O sistema jurídico brasileiro, encontra-se há algum tempo profundamente imerso no movimento de convergência entre a civil law e common law,[1] com a utilização cada vez mais corrente de decisões jurisprudenciais como fonte de aplicação do Direito.

Este movimento de transição foi fortalecido pela EC45/2004 que permitiu os julgamentos dos Recursos Extraordinário pelo Supremo Tribunal Federal em repercussão geral (regulamentado pelos artigos 543A e B, CPC) e das técnicas de julgamento repetitivos absorvidas por reformas legais na legislação processual.[2]

Estas modificações vêm promovendo paulatinamente um novo olhar sobre o modo de aplicação do Direito e impõem a necessidade de que tematizemos o modo como os tribunais vêm promovendo seus julgamentos.

O “velho” modo de julgamento promovido pelos ministros (e desembargadores) que, de modo unipessoal, com suas assessorias, e sem diálogo e contraditório pleno entre eles e com os advogados, proferem seus votos partindo de premissas próprias e construindo fundamentações completamente díspares, não atende a este novo momento que o Brasil passa a vivenciar.[3]

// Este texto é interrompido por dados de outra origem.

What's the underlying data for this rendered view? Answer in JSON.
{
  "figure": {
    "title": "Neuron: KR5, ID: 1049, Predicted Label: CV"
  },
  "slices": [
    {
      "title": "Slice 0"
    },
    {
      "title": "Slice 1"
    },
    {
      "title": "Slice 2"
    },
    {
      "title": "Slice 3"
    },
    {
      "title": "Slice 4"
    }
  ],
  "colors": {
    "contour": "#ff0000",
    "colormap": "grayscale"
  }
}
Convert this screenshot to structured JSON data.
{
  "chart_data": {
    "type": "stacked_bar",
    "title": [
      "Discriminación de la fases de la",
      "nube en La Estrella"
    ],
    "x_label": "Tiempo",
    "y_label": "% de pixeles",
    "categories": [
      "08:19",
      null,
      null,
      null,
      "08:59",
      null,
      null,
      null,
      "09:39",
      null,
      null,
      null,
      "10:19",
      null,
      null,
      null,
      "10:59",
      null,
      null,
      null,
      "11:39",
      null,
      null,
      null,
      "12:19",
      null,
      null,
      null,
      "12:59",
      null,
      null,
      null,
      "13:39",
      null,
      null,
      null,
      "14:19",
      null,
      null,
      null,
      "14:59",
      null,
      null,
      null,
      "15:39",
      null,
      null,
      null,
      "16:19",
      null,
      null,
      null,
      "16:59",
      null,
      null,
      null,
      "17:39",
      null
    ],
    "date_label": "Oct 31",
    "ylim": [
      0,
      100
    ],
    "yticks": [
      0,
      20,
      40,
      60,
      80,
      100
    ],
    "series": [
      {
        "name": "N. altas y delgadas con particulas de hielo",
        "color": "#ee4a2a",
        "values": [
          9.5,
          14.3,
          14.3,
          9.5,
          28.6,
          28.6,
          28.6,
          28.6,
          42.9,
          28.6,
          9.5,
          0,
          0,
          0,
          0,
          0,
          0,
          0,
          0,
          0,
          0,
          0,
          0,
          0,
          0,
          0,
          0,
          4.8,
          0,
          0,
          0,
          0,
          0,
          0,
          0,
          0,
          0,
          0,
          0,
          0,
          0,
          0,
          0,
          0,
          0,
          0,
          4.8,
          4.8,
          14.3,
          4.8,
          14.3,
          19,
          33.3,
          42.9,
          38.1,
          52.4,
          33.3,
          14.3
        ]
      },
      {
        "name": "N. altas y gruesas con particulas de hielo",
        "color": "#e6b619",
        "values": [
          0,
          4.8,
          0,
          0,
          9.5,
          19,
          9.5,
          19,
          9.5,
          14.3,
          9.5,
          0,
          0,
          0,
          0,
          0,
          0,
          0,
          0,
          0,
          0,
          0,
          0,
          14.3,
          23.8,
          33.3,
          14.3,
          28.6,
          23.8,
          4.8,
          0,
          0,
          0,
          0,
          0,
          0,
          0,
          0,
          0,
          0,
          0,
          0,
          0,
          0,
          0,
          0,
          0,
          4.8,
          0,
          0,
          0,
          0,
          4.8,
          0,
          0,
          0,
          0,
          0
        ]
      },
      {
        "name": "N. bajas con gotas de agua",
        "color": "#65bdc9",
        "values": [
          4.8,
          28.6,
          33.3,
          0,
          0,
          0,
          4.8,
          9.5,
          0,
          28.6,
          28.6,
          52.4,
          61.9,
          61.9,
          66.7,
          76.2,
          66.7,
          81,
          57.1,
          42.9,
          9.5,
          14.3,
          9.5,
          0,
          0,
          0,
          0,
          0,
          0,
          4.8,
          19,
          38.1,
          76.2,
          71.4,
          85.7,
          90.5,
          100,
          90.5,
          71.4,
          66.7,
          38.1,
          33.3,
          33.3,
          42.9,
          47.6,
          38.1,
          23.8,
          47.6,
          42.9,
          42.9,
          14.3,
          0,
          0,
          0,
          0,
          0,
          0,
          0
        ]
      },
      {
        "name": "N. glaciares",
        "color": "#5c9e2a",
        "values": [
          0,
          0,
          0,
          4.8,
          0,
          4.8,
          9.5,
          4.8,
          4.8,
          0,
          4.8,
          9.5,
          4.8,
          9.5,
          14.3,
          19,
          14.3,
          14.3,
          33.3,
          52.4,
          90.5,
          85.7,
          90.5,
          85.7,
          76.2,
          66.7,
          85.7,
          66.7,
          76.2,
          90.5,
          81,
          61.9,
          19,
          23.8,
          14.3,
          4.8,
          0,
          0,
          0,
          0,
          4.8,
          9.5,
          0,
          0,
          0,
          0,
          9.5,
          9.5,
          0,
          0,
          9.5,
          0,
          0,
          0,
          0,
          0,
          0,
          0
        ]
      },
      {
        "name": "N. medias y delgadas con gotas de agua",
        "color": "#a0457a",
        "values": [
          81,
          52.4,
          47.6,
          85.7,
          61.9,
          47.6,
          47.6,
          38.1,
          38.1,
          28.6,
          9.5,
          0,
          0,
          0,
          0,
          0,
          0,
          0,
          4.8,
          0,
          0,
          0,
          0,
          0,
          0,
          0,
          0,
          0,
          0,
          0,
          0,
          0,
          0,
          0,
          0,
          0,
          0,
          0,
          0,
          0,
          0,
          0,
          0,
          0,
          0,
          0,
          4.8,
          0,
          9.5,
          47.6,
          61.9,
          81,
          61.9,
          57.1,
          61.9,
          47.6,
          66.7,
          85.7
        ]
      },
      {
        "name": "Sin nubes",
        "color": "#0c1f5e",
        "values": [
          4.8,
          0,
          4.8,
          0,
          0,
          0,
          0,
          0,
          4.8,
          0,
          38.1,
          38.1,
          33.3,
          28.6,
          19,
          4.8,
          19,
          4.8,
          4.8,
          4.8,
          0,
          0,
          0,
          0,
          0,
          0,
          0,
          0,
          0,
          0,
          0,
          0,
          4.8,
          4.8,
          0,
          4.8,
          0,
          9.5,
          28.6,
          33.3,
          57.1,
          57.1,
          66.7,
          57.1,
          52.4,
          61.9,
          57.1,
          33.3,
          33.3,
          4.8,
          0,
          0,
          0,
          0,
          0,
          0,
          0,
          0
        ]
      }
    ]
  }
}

Os acórdãos, na atualidade, deveriam possuir uma linearidade argumentativa para que realmente pudessem ser percebidos como verdadeiros padrões decisórios que gerariam estabilidade decisória, segurança jurídica, proteção da confiança e previsibilidade. De sua leitura deveríamos extrair um quadro de análise panorâmica da temática, a permitir que em casos futuros pudéssemos extrair uma “radiografia argumentativa” daquele momento decisório.

Extrair-se-ia, inclusive, se um dado argumento foi levado em consideração, pois caso contrário seria possível a superação do entendimento (overruling). Ou mesmo se verificar se o caso atual em julgamento é idêntico ao padrão ou se é diverso, comportando julgamento autônomo mediante a distinção (distinguishing).

No entanto, ao se acompanhar o modo como os tribunais brasileiros trabalham e proferem seus acórdãos percebemos que se compreende parcamente as bases de construção e aplicação destes padrões decisórias (precedentes), criando um quadro nebuloso de utilização da jurisprudência. Flutuações constantes de entendimento, criação subjetiva e individual de novas “perspectivas”, quebra da integridade (Dworkin) do Direito, são apenas alguns dos “vícios”.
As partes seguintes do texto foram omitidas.